— Можешь что сделать?
— Влезть туда.
— Зачем? Зачем тебе в этом убеждаться? Ты мне и всем вообще давно доказала свою твердость. Уже ничего доказывать не надо.
— Мне, Ричард. Еще осталось что доказать мне.
— Какая разница, если ты не сможешь залезть в эту вонючую дыру? Все равно никогда больше тебе не надо будет этого делать. Ради Бога, Анита, не надо.
Я посмотрела на него, на его недоумевающее лицо, в глаза, которые вернулись к нормальному, идеально карему цвету. Уже много лет я пыталась объяснить Ричарду смысл вот такой фигни и наконец поняла, что до него никогда это не дойдет, а я устала объяснять не только ему, но и себе, и всем.
— Дай мне фонарик, Ричард.
Он держал двумя руками.
— Зачем тебе это надо?

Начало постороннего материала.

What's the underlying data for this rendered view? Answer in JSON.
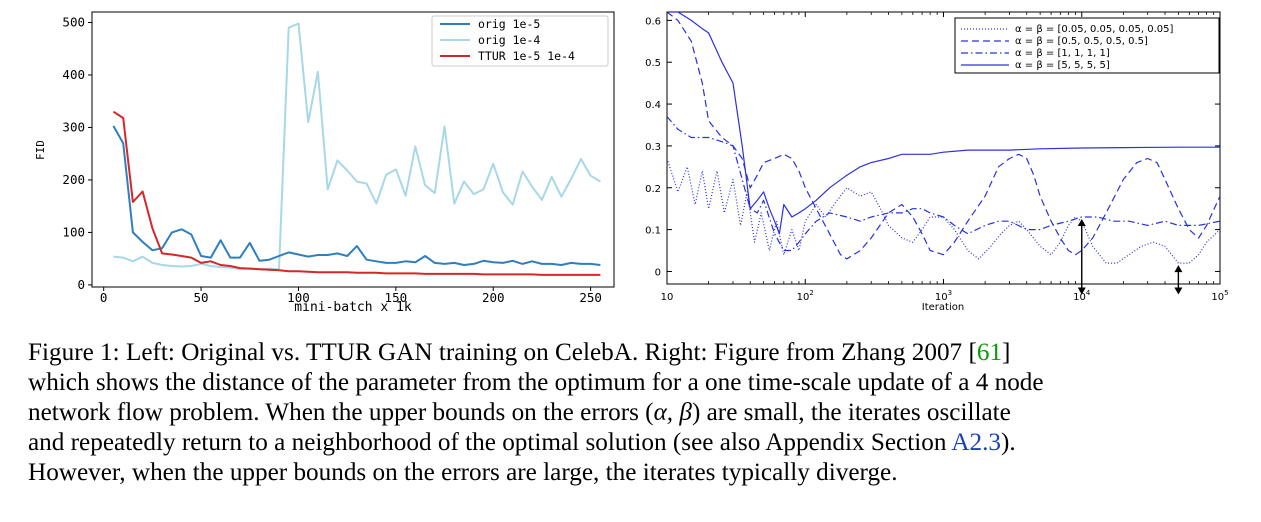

Ты мне просто объясни. Тебе так страшно, что даже в горле пересохло. Я слышу это в твоем дыхании.
— А я слышу в твоем свежую кровь, но сделать это я должна, потому что мне страшно.
Он покачал головой:
— Анита, это не храбрость, это упрямство.
Я пожала плечами:
— Может быть, но все равно я должна.
— Но почему? — Он крепче сжал фонарь, и я подумала, что вопрос касается не только ублиета и того, зачем мне туда лезть.
Я вздохнула.
— Все меньше и меньше вещей, которые меня пугают, Ричард. Так что когда я нахожу что-то, что меня беспокоит, я это проверяю. Мне надо проверить, могу я или нет.
— Зачем? — Он смотрел мне в лицо, будто старался запомнить.
— Просто чтобы знать, могу или нет.
— Зачем? — Оттенок злости уже не был еле заметным.